As is the case for the poor, the Kurds will always be with us.
The desire for national statehood by peoples has been a driving historical force that created much of modern Europe. President Woodrow Wilson at the Versailles Conference noted the desire for national sovereignty by ethnic/racial/linguistic groups. And thus the misguided “Balkanization” of good portions of the Middle East and Africa with artificial national boundaries as the consequence.
Nevertheless, there have been other instances where a coherent “nation”/“people” have not become a state. And the subsequent, somewhat snide comment that “every little linguistic group doesn’t need its own state.”
Within the shards of the former Soviet Union, there remain linguistic groups fighting to get out and “do their own thing” politically/socially/etc. Think Chechnya. Think Tibet under Chinese domination. Think Sri Lanka’s Tamils pre and post-civil war. Basques and Catalans in Spain. Or even think Quebecois …
Often, desire for statehood has been reinforced with repression by majorities and governments within the states where they live. Or even if not actively repressed by force of arms and political/social/economic discrimination, these “nations” desire for independence persists. (As one Quebecois put it, “I'd rather be the master in my own small home than the guest in someone else’s mansion.”)
But the struggle of the Kurds to escape from the toils of the states in which they are trapped has perhaps been best chronicled. There are major populations of Kurds in Turkey (11 million–15 million), Iran (5.9 million–7.9 million), Iraq (4.6 million–6.5 million), and Syria (1.3 million–3 millions). The total Kurdish population (including diaspora) is estimated between 30 and 32 million, which if assembled as a nation would rank between the nations rated 38th and 39th (Afghanistan and Iraq at 32 million) and 40th (Sudan at 30.8 million). The largest swathes of territory with strong Kurdish presence are eastern Turkey, Western Iran, North-Northwestern Iraq and a small section of Northeast Syria.
And nobody will suggest that the rulers of these countries historically have been sweethearts, socially/linguistically receptive to protecting minority rights and extending options for Kurdish autonomy.
Starting with historical references to Kurds as opposing the march of Xenophon’s 10,000 through Mesopotamian Mountains, Kurds have been axiomatically rebellious, fighting for independence. Combat has been most brutal in Turkey where they may be as high as 20 percent of the population, and a communist-inspired, terrorist-designated Kurdish faction, Partiya Karkerên Kurdistan (PKK), openly warred with Ankara between 1984 and 1999. Both sides evidenced no-holds-barred brutality.
A two-year truce between Ankara and the PKK ended in July—perhaps an implicit casualty of Ankara’s agreement with Washington to participate in fighting against ISIS and permit U.S. combat operations at Incirlik. Ankara is now mounting air strikes against PKK bases in northern Iraq.
A similar story can be told in Iraq where Saddam Hussein brutally suppressed any Kurdish twitches toward independence. The end of Hussein’s regime opened breathing space for Kurds in northern Iraq—and prompted renewed argument over Kurdish autonomy and sharing oil wealth in Kirkuk and additional areas with giant oil reserves.

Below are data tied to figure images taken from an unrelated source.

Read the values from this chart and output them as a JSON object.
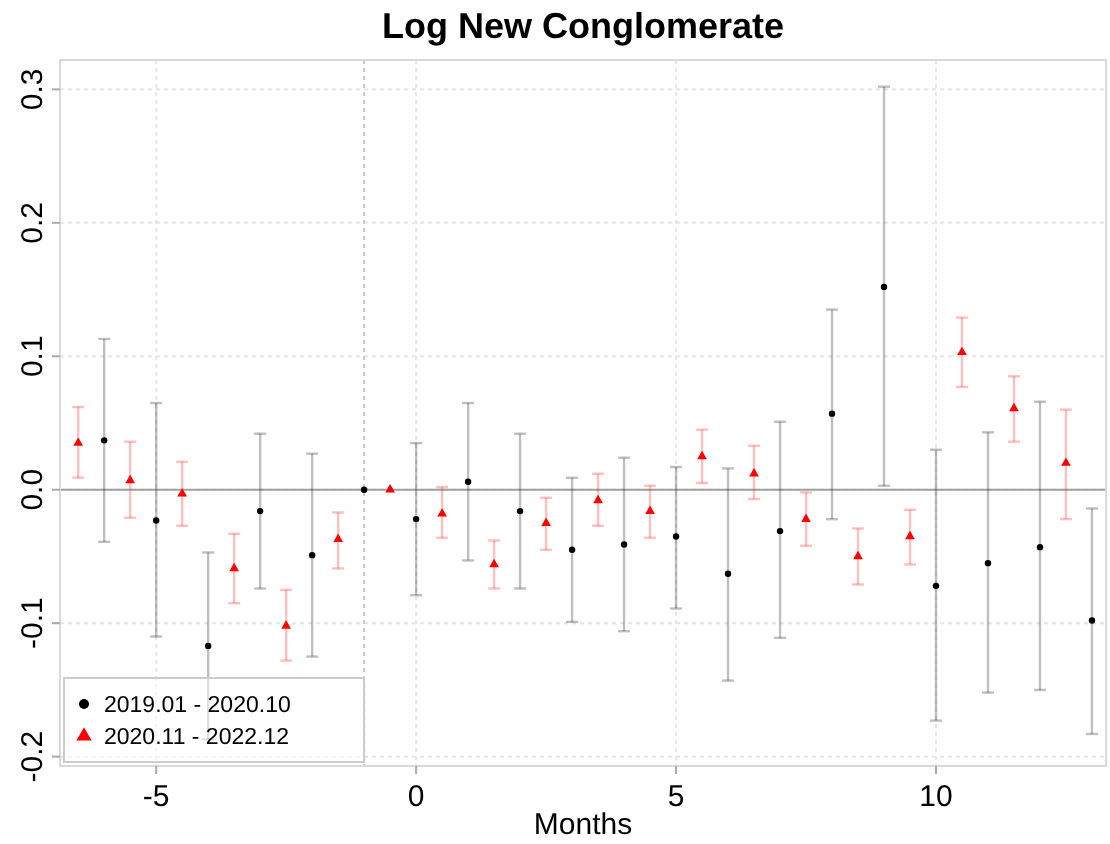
{
  "chart_data": {
    "type": "scatter",
    "title": "Log New Conglomerate",
    "xlabel": "Months",
    "xlim": [
      -6.85,
      13.27
    ],
    "ylim": [
      -0.207,
      0.322
    ],
    "xticks": [
      -5,
      0,
      5,
      10
    ],
    "yticks": [
      -0.2,
      -0.1,
      {
        "value": 0,
        "label": "0.0"
      },
      0.1,
      0.2,
      0.3
    ],
    "grid": true,
    "legend": "bottom left",
    "ref_lines": [
      {
        "axis": "x",
        "value": -1,
        "color": "#c8c8c8",
        "line_style": "dotted"
      },
      {
        "axis": "y",
        "value": 0,
        "color": "#a0a0a0",
        "line_style": "solid"
      }
    ],
    "series": [
      {
        "name": "2019.01 - 2020.10",
        "color": "#000000",
        "marker": "circle",
        "x": [
          -6,
          -5,
          -4,
          -3,
          -2,
          -1,
          0,
          1,
          2,
          3,
          4,
          5,
          6,
          7,
          8,
          9,
          10,
          11,
          12,
          13
        ],
        "values": [
          0.037,
          -0.023,
          -0.117,
          -0.016,
          -0.049,
          0,
          -0.022,
          0.006,
          -0.016,
          -0.045,
          -0.041,
          -0.035,
          -0.063,
          -0.031,
          0.057,
          0.152,
          -0.072,
          -0.055,
          -0.043,
          -0.098
        ],
        "errors": [
          [
            -0.039,
            0.113
          ],
          [
            -0.11,
            0.065
          ],
          [
            -0.187,
            -0.047
          ],
          [
            -0.074,
            0.042
          ],
          [
            -0.125,
            0.027
          ],
          null,
          [
            -0.079,
            0.035
          ],
          [
            -0.053,
            0.065
          ],
          [
            -0.074,
            0.042
          ],
          [
            -0.099,
            0.009
          ],
          [
            -0.106,
            0.024
          ],
          [
            -0.089,
            0.017
          ],
          [
            -0.143,
            0.016
          ],
          [
            -0.111,
            0.051
          ],
          [
            -0.022,
            0.135
          ],
          [
            0.003,
            0.302
          ],
          [
            -0.173,
            0.03
          ],
          [
            -0.152,
            0.043
          ],
          [
            -0.15,
            0.066
          ],
          [
            -0.183,
            -0.014
          ]
        ]
      },
      {
        "name": "2020.11 - 2022.12",
        "color": "#ff0000",
        "marker": "triangle",
        "x": [
          -6.5,
          -5.5,
          -4.5,
          -3.5,
          -2.5,
          -1.5,
          -0.5,
          0.5,
          1.5,
          2.5,
          3.5,
          4.5,
          5.5,
          6.5,
          7.5,
          8.5,
          9.5,
          10.5,
          11.5,
          12.5
        ],
        "values": [
          0.035,
          0.007,
          -0.003,
          -0.059,
          -0.102,
          -0.037,
          0,
          -0.018,
          -0.056,
          -0.025,
          -0.008,
          -0.016,
          0.025,
          0.012,
          -0.022,
          -0.05,
          -0.035,
          0.103,
          0.061,
          0.02
        ],
        "errors": [
          [
            0.009,
            0.062
          ],
          [
            -0.021,
            0.036
          ],
          [
            -0.027,
            0.021
          ],
          [
            -0.085,
            -0.033
          ],
          [
            -0.128,
            -0.075
          ],
          [
            -0.059,
            -0.017
          ],
          null,
          [
            -0.036,
            0.002
          ],
          [
            -0.074,
            -0.038
          ],
          [
            -0.045,
            -0.006
          ],
          [
            -0.027,
            0.012
          ],
          [
            -0.036,
            0.003
          ],
          [
            0.005,
            0.045
          ],
          [
            -0.007,
            0.033
          ],
          [
            -0.042,
            -0.002
          ],
          [
            -0.071,
            -0.029
          ],
          [
            -0.056,
            -0.015
          ],
          [
            0.077,
            0.129
          ],
          [
            0.036,
            0.085
          ],
          [
            -0.022,
            0.06
          ]
        ]
      }
    ]
  }
}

And the Kurds are already pushing their oil into the international market. The Financial Times reported that Israel recently has been getting upward of three-quarters of its oil from Kurdish sources. Italy, France, and Greece reportedly are also big buyers with purchases routed through semi-clandestine transit points and suppliers. Such provides substantial funding for Kurdish political/social interests.
The Middle East turmoil has provided another opportunity for the Kurds to create a state of their own. Passionately nationalistic Kurdish militias (Peshmerga) meet religious ideologue ISIS troops with equal fanaticism. They have proved the only effective fighters as contrasted to the frequently bewildered Iraqi army with the coherence of wet cardboard (despite endless training and reorganization by U.S. advisers) and the Syrian “rebels” that the West keeps hoping will provide a stand up force to Assad and/or ISIS. Coalition air strikes in both Syria and Iraq are helping the Peshmerga.
More needs to be done—but with eyes wide open. The Kurds fighting in Syria have been linked to the PKK. Pershmerga in Iraq are charged with human rights violations against Arabs. But the hoary maxim of the “enemy of my enemy is my friend” prevails. We have far more to gain in the immediate battle against ISIS by arming Kurds than by remonstrating with them. Likewise, we can urge them to protect Christians and non-ISIS Islamics.
When there is an option between terrorist rapists and torturers and those with dirty fingernails, we have no choice. We'll call for a manicurist later.
David T. Jones is a retired U.S. State Department senior foreign service career officer who has published several hundred books, articles, columns, and reviews on U.S.–Canadian bilateral issues and general foreign policy. During a career that spanned over 30 years, he concentrated on politico-military issues, serving as adviser for two Army chiefs of staff. Among his books is “Alternative North Americas: What Canada and the United States Can Learn from Each Other.”